Overall, our data suggest that hepatocytes have metabolic redundancies to preserve TCA cycle flux and defend against oxidative stress even in the context of impaired mitochondrial pyruvate metabolism (see Graphical Abstract), which is an important metabolic substrate of the TCA cycle. However, if all sources of mitochondrial pyruvate are impeded, hepatocytes switch to metabolism of amino acids to maintain flux at the cost of reduced synthesis of the antioxidant glutathione. As the amino acid glutamate is shunted into the TCA cycle, less is available for glutathione synthesis, rendering hepatocytes more susceptible to oxidative insult. Conversely, stimulation of mitochondrial pyruvate flux was protective. These findings have implications for the safety and future development of MPC inhibitors to treat metabolic diseases and for future treatment of APAP hepatotoxicity.

Financial Support

This study was funded in part by a 2018 Pinnacle Research Award from the AASLD Foundation (MRM); the Arkansas Biosciences Institute (MRM), which is the major research component of the Arkansas Tobacco Settlement Proceeds Act of 2000; and the National Institutes of Health grants T32 GM106999 (JHV), R01 DK104735 (BNF), R01 DK117657 (BNF), UL1 TR003107 (LPJ), and SB1 DK079387 (LPJ). The content of this manuscript is solely the responsibility of the authors and does not necessarily represent the official views of the National Institutes of Health or any other funding agency.

Author contributions

Conceptualization: McGill, Finck. Data curation: McGill. Formal analysis: McGill. Funding acquisition: McGill, Finck, James. Investigation: Yiew, Vazquez, Kennon-McGill, Price, Allard, Yee, McCommis, McGill. Methodology: McGill, Finck, Yiew, Martino. Project administration: McGill, Finck, Yiew. Resources: McGill, Finck. Software: McGill. Supervision: McGill, Finck. Validation: McGill, Yiew. Visualization: McGill, Finck. Writing – Original draft: McGill, Finck, Yiew. Writing – review & editing: All authors.

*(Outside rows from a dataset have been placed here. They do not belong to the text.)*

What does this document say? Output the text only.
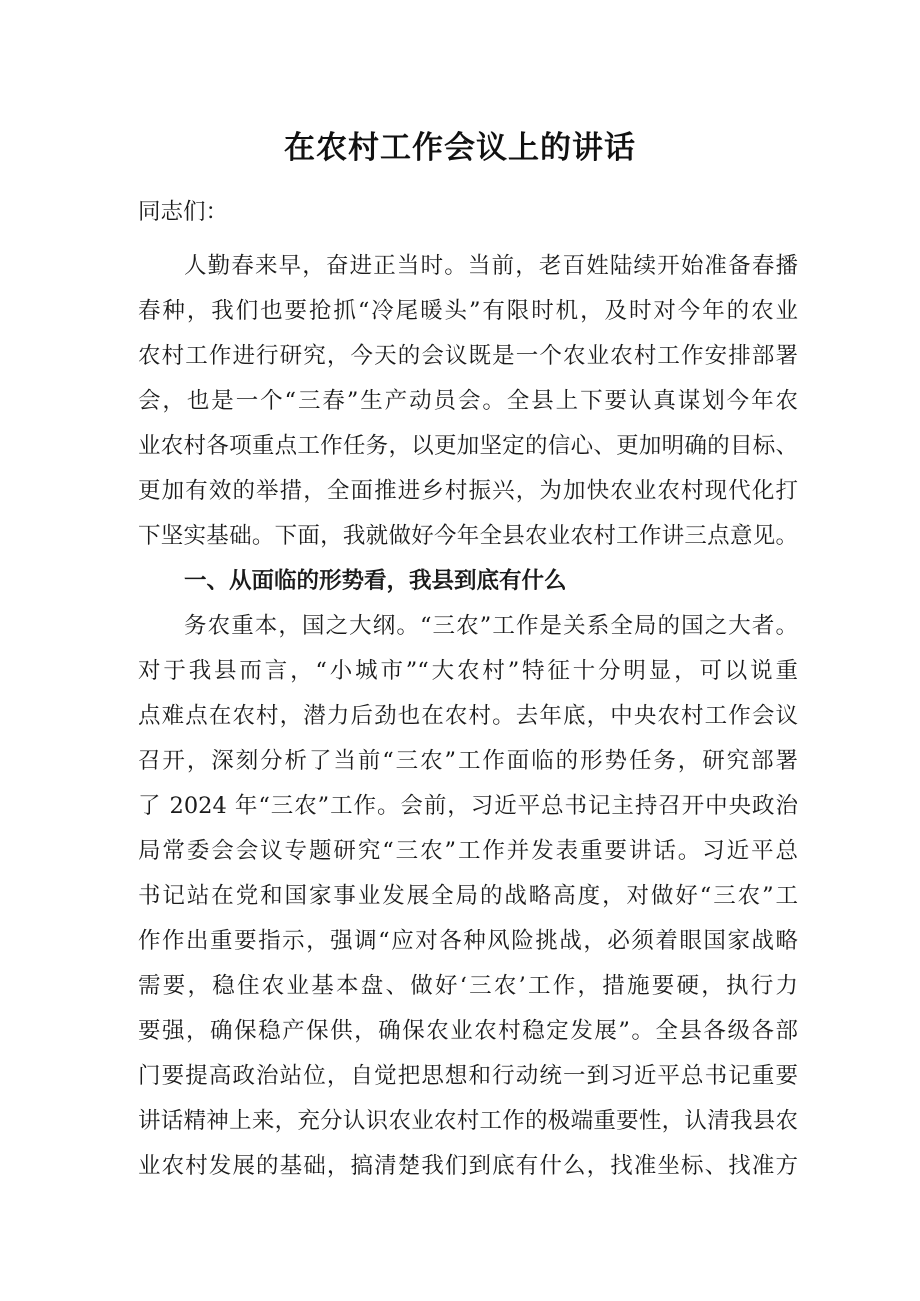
在农村工作会议上的讲话
同志们：
人勤春来早，奋进正当时。当前，老百姓陆续开始准备春播
春种，我们也要抢抓“冷尾暖头”有限时机，及时对今年的农业
农村工作进行研究，今天的会议既是一个农业农村工作安排部署
会，也是一个“三春”生产动员会。全县上下要认真谋划今年农
业农村各项重点工作任务，以更加坚定的信心、更加明确的目标、
更加有效的举措，全面推进乡村振兴，为加快农业农村现代化打
下坚实基础。下面，我就做好今年全县农业农村工作讲三点意见。
一、从面临的形势看，我县到底有什么
务农重本，国之大纲。“三农”工作是关系全局的国之大者。
对于我县而言，“小城市”“大农村”特征十分明显，可以说重
点难点在农村，潜力后劲也在农村。去年底，中央农村工作会议
召开，深刻分析了当前“三农”工作面临的形势任务，研究部署
了 2024 年“三农”工作。会前，习近平总书记主持召开中央政治
局常委会会议专题研究“三农”工作并发表重要讲话。习近平总
书记站在党和国家事业发展全局的战略高度，对做好“三农”工
作作出重要指示，强调“应对各种风险挑战，必须着眼国家战略
需要，稳住农业基本盘、做好‘三农’工作，措施要硬，执行力
要强，确保稳产保供，确保农业农村稳定发展”。全县各级各部
门要提高政治站位，自觉把思想和行动统一到习近平总书记重要
讲话精神上来，充分认识农业农村工作的极端重要性，认清我县农
业农村发展的基础，搞清楚我们到底有什么，找准坐标、找准方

Declaration of Competing Interest

LPJ is Chief Medical Officer of Acetaminophen Toxicity Diagnostics (ATD), LLC, which is developing a diagnostic test for APAP overdose. MR McGill is a consultant for ATD and has received research funding from GlaxoSmithKline which sells APAP. BNF is a shareholder and member of the scientific advisory board of Cirius Therapeutics, which is developing an MPC inhibitor to treat nonalcoholic steatohepatitis. The remaining authors declare that they have no conflicts related to the content of this article. These companies had no role whatsoever in the funding, conceptualization, design, execution, or reporting of the study.

Abbreviations

ALF

acute liver failure

ALT

alanine aminotransferase

APAP

acetaminophen

Dex

dexamethasone

DKO

double ALT2/MPC knockout

GSH

reduced glutathione

GSSG

oxidized glutathione

JNK

c-Jun N-terminal kinase

KO

knockout

LDH

lactate dehydrogenase

MPC

mitochondrial pyruvate carrier

NAPQI

N-acetyl-p-benzoquinone imine

P450

cytochrome P450

PDHC

pyruvate dehydrogenase complex

PDK4

pyruvate dehydrogenase kinase 4

TCA

tricarboxylic acid

Appendix A. Supplementary data

The following is the Supplementary data to this article:

Data availability

Data will be made available on request.